Heinz Buschkowsky

"Bushido eignet sich nur bedingt als Vorbild"

Ein Bambi für Bushido! Das bringt so manche Gefühlswelt in Wallung. Die einen klatschen sich die Hände wund und die Stimme wird heiser durch die Jubelgesänge, den anderen schwellen die Halsschlagadern und der Kopf droht vor Zornesröte des Entsetzens zu platzen.

Wer ist dieser Bushido? Er ist ein Gymnasiast mit Abschlussphobie, der als Skandal-Rapper zum Idol eines Teils unserer Jugend wurde. Er hat mit seinen Songs Millionen verdient. Für die Sprache seiner Werke gibt es kein Negativattribut, das nicht passen würde. Sexistisch, diskriminierend, brutal, menschenverachtend, frauenerniedrigend, schwulen- und lesbenfeindlich, gewaltverherrlichend, islamistisch, rechtsradikal, eklig, abstoßend und primitiv. Jeder findet in seinen Texten ein passendes Zitat. Richtig ist auch, dass er sich mit Leuten des Machomilieus umgibt, die ich sonntags nicht am Kaffeetisch zu Besuch haben möchte. Viele seiner Songs sind als jugendgefährdend indiziert.

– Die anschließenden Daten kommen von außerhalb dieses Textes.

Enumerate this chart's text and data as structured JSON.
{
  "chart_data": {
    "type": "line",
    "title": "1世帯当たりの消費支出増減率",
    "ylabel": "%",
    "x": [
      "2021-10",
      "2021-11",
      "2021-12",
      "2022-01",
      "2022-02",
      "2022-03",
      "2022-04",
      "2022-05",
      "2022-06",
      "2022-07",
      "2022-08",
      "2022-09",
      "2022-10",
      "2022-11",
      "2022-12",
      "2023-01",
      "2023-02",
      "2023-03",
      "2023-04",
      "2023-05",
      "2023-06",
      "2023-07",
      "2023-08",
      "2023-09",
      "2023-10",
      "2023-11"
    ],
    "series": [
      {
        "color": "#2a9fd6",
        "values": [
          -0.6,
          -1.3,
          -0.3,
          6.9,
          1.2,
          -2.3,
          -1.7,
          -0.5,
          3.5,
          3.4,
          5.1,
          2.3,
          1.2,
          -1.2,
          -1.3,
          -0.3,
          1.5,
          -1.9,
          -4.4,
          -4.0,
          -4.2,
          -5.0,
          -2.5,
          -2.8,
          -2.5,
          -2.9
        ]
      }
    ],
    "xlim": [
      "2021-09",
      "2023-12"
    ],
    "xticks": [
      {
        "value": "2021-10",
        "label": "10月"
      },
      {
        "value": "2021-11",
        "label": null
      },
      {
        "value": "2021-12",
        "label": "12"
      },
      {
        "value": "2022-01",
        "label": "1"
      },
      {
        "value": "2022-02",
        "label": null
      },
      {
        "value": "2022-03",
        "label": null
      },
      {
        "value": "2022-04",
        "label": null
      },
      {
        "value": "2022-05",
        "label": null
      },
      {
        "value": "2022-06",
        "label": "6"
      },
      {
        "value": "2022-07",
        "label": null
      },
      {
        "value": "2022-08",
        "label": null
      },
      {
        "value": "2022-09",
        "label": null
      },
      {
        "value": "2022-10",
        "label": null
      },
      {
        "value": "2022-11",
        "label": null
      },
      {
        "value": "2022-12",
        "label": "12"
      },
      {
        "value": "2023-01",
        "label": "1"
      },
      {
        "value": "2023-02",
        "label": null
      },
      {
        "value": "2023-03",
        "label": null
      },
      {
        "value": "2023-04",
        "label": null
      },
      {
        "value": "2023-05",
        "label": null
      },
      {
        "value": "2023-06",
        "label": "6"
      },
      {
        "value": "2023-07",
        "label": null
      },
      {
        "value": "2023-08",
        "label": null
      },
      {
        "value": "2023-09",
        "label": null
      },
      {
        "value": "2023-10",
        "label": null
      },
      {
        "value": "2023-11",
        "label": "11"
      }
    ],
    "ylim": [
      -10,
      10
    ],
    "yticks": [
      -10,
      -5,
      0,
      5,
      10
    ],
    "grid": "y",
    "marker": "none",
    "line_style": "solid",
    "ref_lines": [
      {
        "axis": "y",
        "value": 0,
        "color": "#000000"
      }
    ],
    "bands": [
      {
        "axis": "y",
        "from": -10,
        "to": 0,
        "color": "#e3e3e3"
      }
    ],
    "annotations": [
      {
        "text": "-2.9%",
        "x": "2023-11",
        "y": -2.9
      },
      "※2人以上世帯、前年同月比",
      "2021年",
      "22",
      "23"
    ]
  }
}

All das ist ohne Zweifel eine Seite des bis etwa 2006 real existierenden Bushido als Ikone der sogenannten Ghetto-Kids. Also der Jugendlichen, die in den Stadtgebieten leben, die man soziale Brennpunkte nennt. Er textet in der vulgären Sprache der Straße so, dass die vorwiegend jungen Männer sich in den Wortpassagen mit all ihrem Frust wiedererkennen. Ja, so wollen sie auch sein. Bushido kanalisiert ihre Aggressionen, und das Hören seiner Songs gibt dem eigenen Komplex Raum für Fantasien. Er wird zu einer Figur, auf die Glaube und Hoffnung projiziert wird und hat damit nicht schlecht verdient.

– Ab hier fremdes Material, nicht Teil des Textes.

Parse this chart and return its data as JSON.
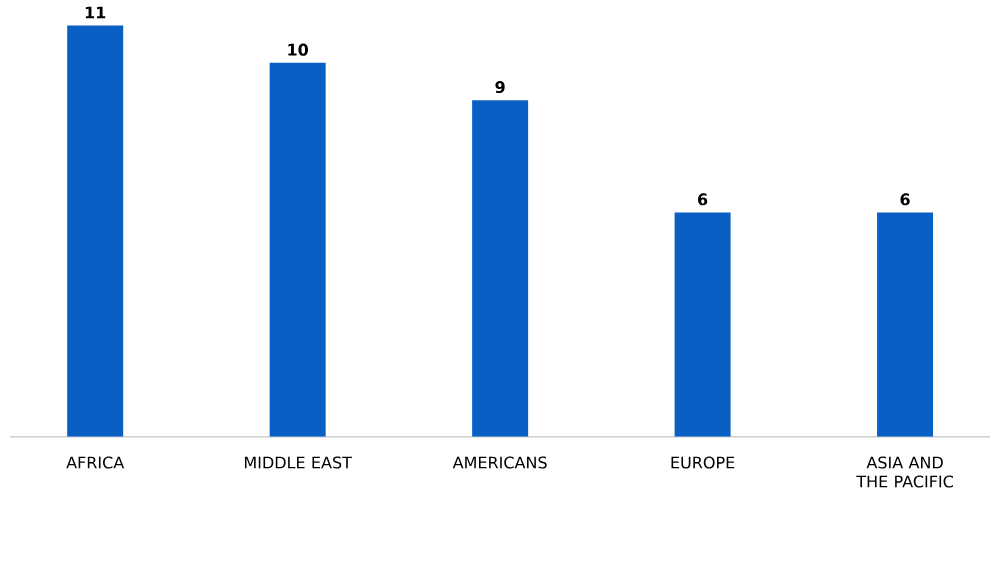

Es gibt aber auch einen anderen Bushido. Den nachdenklichen und den, der da sagt, dass die Ghetto-Kids in unserem heutigen System der Ausgrenzung keine Chance haben. Dass wir mit ihnen anders, konsequenter umgehen müssen. "Wer die Regeln verletzt, muss sofort richtig Ärger kriegen", formulierte er in einem Streitinterview mit mir im Jahr 2009. Zur Integration junger Menschen lautete sein Credo: "Die Frage ist nicht, ob ich Ausländer oder Deutscher bin, sondern ob ich Kultur und Bildung habe". Das hört sich nicht mehr nach Brutalo-Fäkal-Sprache an.

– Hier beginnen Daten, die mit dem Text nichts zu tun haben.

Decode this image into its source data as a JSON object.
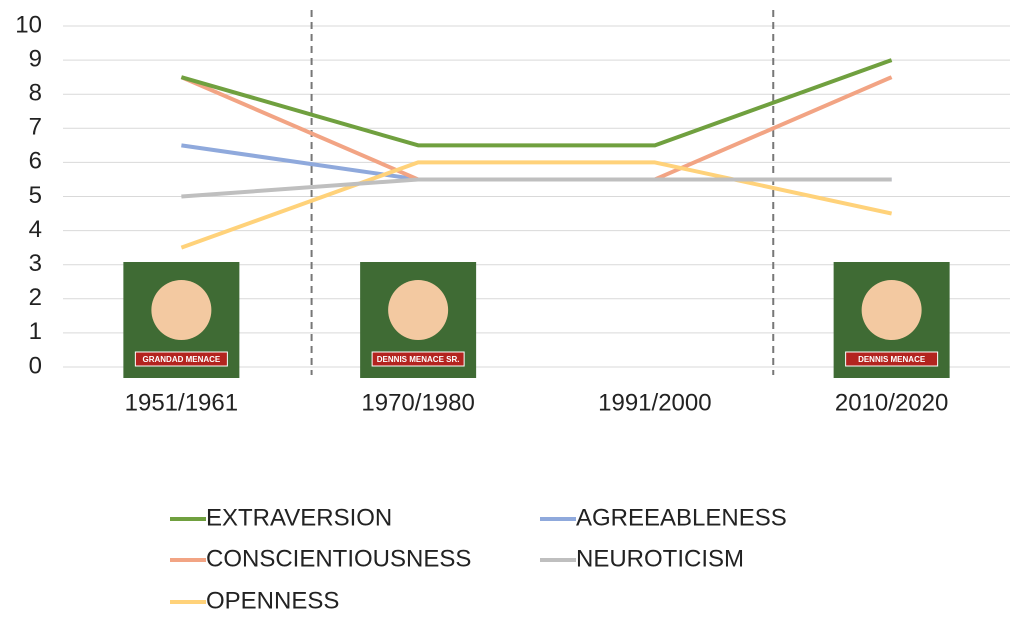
{
  "chart_data": {
    "type": "line",
    "categories": [
      "1951/1961",
      "1970/1980",
      "1991/2000",
      "2010/2020"
    ],
    "series": [
      {
        "name": "EXTRAVERSION",
        "color": "#70a03f",
        "values": [
          8.5,
          6.5,
          6.5,
          9
        ]
      },
      {
        "name": "AGREEABLENESS",
        "color": "#8fa9dc",
        "values": [
          6.5,
          5.5,
          5.5,
          5.5
        ]
      },
      {
        "name": "CONSCIENTIOUSNESS",
        "color": "#f2a484",
        "values": [
          8.5,
          5.5,
          5.5,
          8.5
        ]
      },
      {
        "name": "NEUROTICISM",
        "color": "#bfbfbf",
        "values": [
          5,
          5.5,
          5.5,
          5.5
        ]
      },
      {
        "name": "OPENNESS",
        "color": "#ffd27a",
        "values": [
          3.5,
          6,
          6,
          4.5
        ]
      }
    ],
    "ylim": [
      0,
      10
    ],
    "yticks": [
      0,
      1,
      2,
      3,
      4,
      5,
      6,
      7,
      8,
      9,
      10
    ],
    "grid": true,
    "images": [
      {
        "category": 0,
        "caption": "GRANDAD MENACE"
      },
      {
        "category": 1,
        "caption": "DENNIS MENACE SR."
      },
      {
        "category": 3,
        "caption": "DENNIS MENACE"
      }
    ]
  }
}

Er ist ein hervorragendes Beispiel für eine gelungene Integration, sagt der Burda-Verlag. Ob das wirklich die richtige Bambisparte ist? Wieso muss man einen Menschen integrieren, der eine deutsche Mutter hat, in Bonn geboren, in Berlin aufgewachsen ist und seinen tunesischen Vater gar nicht kennt? Wenn er sich einen Bambi verdient hat, dann doch wohl für Cleverness, hervorragende Adaption unseres gesellschaftlichen Geldmachsystems und für das Erreichen von Jugendschichten in ihrer eigenen Kultur. Viele vermeintlich klügere Leute haben sich an dieser Aufgabe seit Jahrzehnten die Zähne ausgebissen.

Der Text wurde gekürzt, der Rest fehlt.